A noite lisboeta passa pelo Bairro Alto

O Bairro Alto foi um dos primeiros bairros históricos de Lisboa a assistir a um rejuvenescimento nas suas artérias. De dia é um espaço familiar, à noite “dia sim, dia sim”, é um local boémio e de convivência. São estas variações que três investigadores do Centro Interdisciplinar de Ciências Sociais e Humanas (CICS.NOVA) da NOVA FCSH analisaram, através da deambulação no local.

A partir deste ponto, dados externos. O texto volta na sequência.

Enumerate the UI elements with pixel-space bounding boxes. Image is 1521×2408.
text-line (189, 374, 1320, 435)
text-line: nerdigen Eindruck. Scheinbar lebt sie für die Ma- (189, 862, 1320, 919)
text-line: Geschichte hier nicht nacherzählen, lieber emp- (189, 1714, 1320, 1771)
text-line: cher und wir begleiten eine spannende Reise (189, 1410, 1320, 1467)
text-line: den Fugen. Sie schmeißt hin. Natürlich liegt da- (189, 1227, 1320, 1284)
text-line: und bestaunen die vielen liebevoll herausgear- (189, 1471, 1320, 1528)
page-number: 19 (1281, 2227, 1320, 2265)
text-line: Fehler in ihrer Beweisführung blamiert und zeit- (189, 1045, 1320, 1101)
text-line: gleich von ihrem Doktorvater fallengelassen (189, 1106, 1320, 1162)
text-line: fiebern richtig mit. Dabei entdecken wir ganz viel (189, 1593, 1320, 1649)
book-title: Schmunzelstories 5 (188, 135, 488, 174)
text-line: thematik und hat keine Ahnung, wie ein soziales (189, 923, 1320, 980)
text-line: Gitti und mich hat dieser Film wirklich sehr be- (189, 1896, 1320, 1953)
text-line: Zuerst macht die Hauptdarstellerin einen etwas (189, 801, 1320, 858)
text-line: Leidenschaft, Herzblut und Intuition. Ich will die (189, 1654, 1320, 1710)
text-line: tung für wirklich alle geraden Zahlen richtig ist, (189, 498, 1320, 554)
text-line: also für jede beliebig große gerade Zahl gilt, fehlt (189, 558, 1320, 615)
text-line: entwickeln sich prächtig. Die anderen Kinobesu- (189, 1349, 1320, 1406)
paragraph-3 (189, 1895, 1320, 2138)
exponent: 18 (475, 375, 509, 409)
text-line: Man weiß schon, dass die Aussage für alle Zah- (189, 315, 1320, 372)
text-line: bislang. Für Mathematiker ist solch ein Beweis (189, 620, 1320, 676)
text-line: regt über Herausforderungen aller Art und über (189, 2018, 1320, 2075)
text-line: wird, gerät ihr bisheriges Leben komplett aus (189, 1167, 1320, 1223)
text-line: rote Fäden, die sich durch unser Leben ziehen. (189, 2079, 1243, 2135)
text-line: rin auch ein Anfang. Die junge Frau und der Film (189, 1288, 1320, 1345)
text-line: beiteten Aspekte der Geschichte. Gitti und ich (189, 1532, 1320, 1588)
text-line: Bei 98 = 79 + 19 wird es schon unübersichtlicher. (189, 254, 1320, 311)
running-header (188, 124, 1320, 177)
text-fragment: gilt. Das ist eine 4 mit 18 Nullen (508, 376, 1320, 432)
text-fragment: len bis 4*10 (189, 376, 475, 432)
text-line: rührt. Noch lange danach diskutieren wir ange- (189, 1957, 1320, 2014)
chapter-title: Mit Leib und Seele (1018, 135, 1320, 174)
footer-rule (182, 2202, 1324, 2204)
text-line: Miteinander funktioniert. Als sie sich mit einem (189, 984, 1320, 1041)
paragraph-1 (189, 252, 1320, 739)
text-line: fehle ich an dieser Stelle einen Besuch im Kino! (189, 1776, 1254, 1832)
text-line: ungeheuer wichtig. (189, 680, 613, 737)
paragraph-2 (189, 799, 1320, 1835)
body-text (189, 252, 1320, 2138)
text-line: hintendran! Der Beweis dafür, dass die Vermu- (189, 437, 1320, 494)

O Bairro Alto, um bairro fortemente marcado por “classes populares com um elevado nível de envelhecimento”, ganhou uma nova dinâmica com a chegada de estudantes de Erasmus, de turistas e profissionais liberais, intelectuais e cientistas à procura de alojamento. A população entre os 15 e 39 anos (jovens e jovens-adultos) teve um papel importante na mutação deste e de outros bairros históricos de Lisboa, no que diz respeito aos padrões de uso e consumo no espaço público e ao rejuvenescimento destes bairros.

O artigo (2017) de Maria do Rosário Jorge, Luís Vicente Baptista e Jordi Nofre, investigadores do Centro Interdisciplinar de Ciências Sociais (CICS.NOVA), analisa as mudanças urbanas e residenciais no Bairro Alto, através do trabalho de campo etnográfico de Jordi Nofre, entre 2010 e 2014. Este trabalho deu origem a vários artigos e a um projeto do qual é coordenador, LX Nights, onde explora a noite lisboeta e as transformações urbanas da cidade.

Nas suas deambulações, Jordi Nofre repara que “o Bairro Alto pertence aos consumidores de lazer noturno, maioritariamente (ainda que não exclusivamente) jovens e jovens adultos de diversas origens socioprofissionais, económicas, culturais, étnicas e inclusive religiosas”. O espaço tem o cunho de “bairro de diversão noturna por excelência em Lisboa”, um cartão de visita da cidade.

Mas como é que o Bairro Alto alcançou esta fama? O primeiro caso de gentrificação começou em 2005-2006, quando os estudantes do programa de mobilidade ERASMUS começaram a olhar para o Bairro Alto não só como um espaço para residir, mas também para a diversão noturna. O bairro começa a ser frequentado com este intuito, não só por estudantes, mas também por “grupos de jovens alternativos lisboetas, sobretudo punks, que se encontravam entre a esquina do Bar Mezcal e a porta do bar de punk-rock Boca do Inferno”, apontam os investigadores.

Quando o programa Erasmus começou em Portugal, em 1988, registou-se um aumento do alojamento temporário em Lisboa. Só entre 2000 e 2013, a cidade recebeu 300 mil estudantes deste programa, o que constituiu um aumento do preço das habitações temporárias na cidade.

No que diz respeito ao Bairro Alto, os preços acessíveis do arrendamento das habitações, conjugados com o espírito bairrista – bares boémios, locais de fado, “prostituição marginal” e ainda sítios dedicados aos estudantes – fizeram com que este local começasse a ser a zona de eleição para a convivência noturna.

Os investigadores apontam esta gentrificação no Bairro Alto e a colocação de Lisboa no mapa de turismo urbano como um dos fatores para a maior procura do bairro. Com o aumento do turismo e depois da normativa de 2008, vários alojamentos foram reconvertidos em apartamentos turísticos. Só na terceira semana de julho de 2016, afirmam os investigadores, existiam “525 apartamentos turísticos oferecidos através do AirBnB, de um total das 3050 casas do bairro”.

Por outro lado, esta azáfama noturna no Bairro Alto não tem em conta os residentes, principalmente os mais idosos: “Incomodam. São um incómodo para o processo de internacionalização da cidade levado a cabo pelos atores locais, nacionais e transnacionais dos sectores imobiliário, turístico, de restauração e de lazer”, apontam os investigadores.

Apesar deste rejuvenescimento do bairro, as estatísticas censitárias não o demonstram. Mas sentem-se. Todas as noites no Bairro Alto.